Family stability grants bolster casework in Hickman Mills, Grandview school districts

Staff at the Community Assistance Council in Hickman Mills, seen here unloading donations to a food pantry, will soon have the help of case managers working directly with families in need because of new grants from the United Way of Greater Kansas C…

Staff at the Community Assistance Council in Hickman Mills, seen here unloading donations to a food pantry, will soon have the help of case managers working directly with families in need because of new grants from the United Way of Greater Kansas City and the Jackson County Children’s Services Fund.

The social service agencies supporting the Hickman Mills and Grandview school districts are wasting no time.

Almost as soon as the United Way of Greater Kansas City and the Jackson County Children’s Services Fund awarded grants for case managers to Hickman Mills’ Community Assistance Council (CAC) and the Grandview Assistance Program (GAP), new workers are being hired and put into action.

The agencies leapt at the opportunity because experience has proven that dedicated case managers are an essential missing link between overwhelmed families in need and the myriad social services out there that can help them.

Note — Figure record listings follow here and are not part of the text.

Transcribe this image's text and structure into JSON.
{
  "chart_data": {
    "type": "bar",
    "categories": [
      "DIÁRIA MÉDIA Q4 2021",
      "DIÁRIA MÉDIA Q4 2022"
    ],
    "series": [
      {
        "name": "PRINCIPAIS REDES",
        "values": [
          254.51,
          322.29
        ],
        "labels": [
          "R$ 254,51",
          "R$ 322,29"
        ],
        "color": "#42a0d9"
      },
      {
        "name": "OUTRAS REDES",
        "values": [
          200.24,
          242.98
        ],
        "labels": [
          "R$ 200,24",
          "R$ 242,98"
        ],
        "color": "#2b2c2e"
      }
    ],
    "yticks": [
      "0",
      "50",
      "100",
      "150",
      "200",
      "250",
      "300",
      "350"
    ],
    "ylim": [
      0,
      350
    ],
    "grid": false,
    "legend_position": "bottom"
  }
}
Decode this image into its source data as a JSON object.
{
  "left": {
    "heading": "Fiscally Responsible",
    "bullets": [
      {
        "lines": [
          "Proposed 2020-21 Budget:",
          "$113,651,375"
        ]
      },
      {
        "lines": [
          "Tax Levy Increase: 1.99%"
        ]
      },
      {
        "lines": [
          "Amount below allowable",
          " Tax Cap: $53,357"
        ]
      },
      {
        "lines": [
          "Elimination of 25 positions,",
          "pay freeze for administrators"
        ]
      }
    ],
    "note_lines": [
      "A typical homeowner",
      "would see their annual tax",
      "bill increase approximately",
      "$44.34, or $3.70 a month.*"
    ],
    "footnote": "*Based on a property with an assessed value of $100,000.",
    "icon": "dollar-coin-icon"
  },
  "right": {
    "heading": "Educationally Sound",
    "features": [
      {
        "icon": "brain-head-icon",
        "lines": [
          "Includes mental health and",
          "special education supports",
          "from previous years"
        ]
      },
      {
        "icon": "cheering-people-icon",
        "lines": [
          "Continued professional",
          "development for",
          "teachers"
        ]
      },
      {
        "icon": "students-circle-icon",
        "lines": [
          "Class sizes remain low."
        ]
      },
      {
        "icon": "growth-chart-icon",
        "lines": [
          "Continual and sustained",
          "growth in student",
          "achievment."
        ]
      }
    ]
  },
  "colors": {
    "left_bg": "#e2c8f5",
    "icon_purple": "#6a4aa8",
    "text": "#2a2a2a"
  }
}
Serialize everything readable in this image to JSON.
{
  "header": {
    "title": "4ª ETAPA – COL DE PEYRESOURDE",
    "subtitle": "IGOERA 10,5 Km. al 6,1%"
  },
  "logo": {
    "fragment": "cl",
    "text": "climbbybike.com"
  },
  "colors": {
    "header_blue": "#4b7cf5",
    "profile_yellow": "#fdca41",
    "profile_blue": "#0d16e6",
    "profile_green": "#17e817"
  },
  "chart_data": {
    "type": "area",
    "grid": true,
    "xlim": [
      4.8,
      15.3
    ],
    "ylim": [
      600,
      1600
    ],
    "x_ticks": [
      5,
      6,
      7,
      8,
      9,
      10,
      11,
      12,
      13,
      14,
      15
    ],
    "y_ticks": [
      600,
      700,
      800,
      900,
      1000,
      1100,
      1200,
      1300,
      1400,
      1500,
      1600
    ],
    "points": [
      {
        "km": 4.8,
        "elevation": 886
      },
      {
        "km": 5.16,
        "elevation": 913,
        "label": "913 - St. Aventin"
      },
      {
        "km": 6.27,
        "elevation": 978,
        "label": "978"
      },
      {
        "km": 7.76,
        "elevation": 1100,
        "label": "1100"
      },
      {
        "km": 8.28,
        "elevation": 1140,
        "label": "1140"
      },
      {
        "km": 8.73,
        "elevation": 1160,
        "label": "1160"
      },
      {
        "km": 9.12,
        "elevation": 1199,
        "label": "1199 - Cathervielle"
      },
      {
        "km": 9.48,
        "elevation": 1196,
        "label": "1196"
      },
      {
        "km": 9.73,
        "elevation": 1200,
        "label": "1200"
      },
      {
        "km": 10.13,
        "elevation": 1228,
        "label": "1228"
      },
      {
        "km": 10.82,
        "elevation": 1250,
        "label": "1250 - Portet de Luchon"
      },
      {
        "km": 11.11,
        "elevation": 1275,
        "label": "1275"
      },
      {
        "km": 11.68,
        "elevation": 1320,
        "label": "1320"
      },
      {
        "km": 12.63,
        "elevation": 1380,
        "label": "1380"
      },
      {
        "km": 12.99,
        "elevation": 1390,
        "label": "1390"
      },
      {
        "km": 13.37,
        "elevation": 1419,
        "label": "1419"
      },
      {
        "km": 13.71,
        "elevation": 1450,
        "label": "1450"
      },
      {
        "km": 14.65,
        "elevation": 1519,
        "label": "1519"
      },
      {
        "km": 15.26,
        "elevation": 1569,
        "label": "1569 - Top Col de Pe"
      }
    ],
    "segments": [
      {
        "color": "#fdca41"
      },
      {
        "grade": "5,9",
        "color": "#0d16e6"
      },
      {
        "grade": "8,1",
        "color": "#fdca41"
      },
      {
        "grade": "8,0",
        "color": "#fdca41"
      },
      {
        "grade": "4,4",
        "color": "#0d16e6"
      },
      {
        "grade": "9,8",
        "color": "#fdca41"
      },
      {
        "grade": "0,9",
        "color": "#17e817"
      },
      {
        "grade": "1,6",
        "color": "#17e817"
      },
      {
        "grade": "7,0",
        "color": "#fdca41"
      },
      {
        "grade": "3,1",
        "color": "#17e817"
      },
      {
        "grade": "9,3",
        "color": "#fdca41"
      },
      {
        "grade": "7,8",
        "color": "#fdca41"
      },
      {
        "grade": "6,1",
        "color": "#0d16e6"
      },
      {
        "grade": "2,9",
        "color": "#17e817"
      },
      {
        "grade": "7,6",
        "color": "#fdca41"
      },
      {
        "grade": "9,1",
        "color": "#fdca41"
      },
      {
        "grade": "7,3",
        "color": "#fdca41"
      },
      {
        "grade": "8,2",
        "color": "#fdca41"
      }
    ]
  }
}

“We can’t imagine the stress in their lives,” said CAC Executive Director Rachel Casey, about families worried over shut-off utilities, or eviction, or hunger — let alone getting children to school. “You’re in survival mode.”

The United Way of Greater KC distributed the grant money through the Siemer Institute’s Family Stability Initiative with the goal of seeing school children thrive, said Jim MacDonald, the local United Way’s chief community investment officer.

Two case managers are starting at CAC and another case manager is being hired at GAP to provide struggling families in the school districts with someone who can guide them to the help they need and persist in seeing the help through.

“We can keep kids in their own school,” MacDonald said. “We can stabilize families and have positive impact on student outcomes.”

The county’s children’s services fund is providing the operating costs of adding case managers and the United Way grant is backing them with funds for direct costs of services, like assistance in utility bills or rent.

The case managers will work with families and guide them through whatever range of help they might need, such as physical health and mental health counseling, financial counseling and budget planning, nutrition needs and relief from housing stress.

Hickman Mills and Grandview are joining the Family Stability Initiative already in place in the Kansas City Public Schools and in the Independence, Blue Springs and Shawnee Mission school districts.

A case manager can help a family work through the crisis and begin to shape “a long-term strategy,” Casey said. “We know that children fall academically behind when they move school-to-school and experience trauma.”

The success of the grant program will be measured in better student attendance and school performance because those are the beneficial fruits when parents can focus on their children’s education.

“Anything we can do,” MacDonald said, “to help a family in distress get to stability has a positive effect for the whole community.”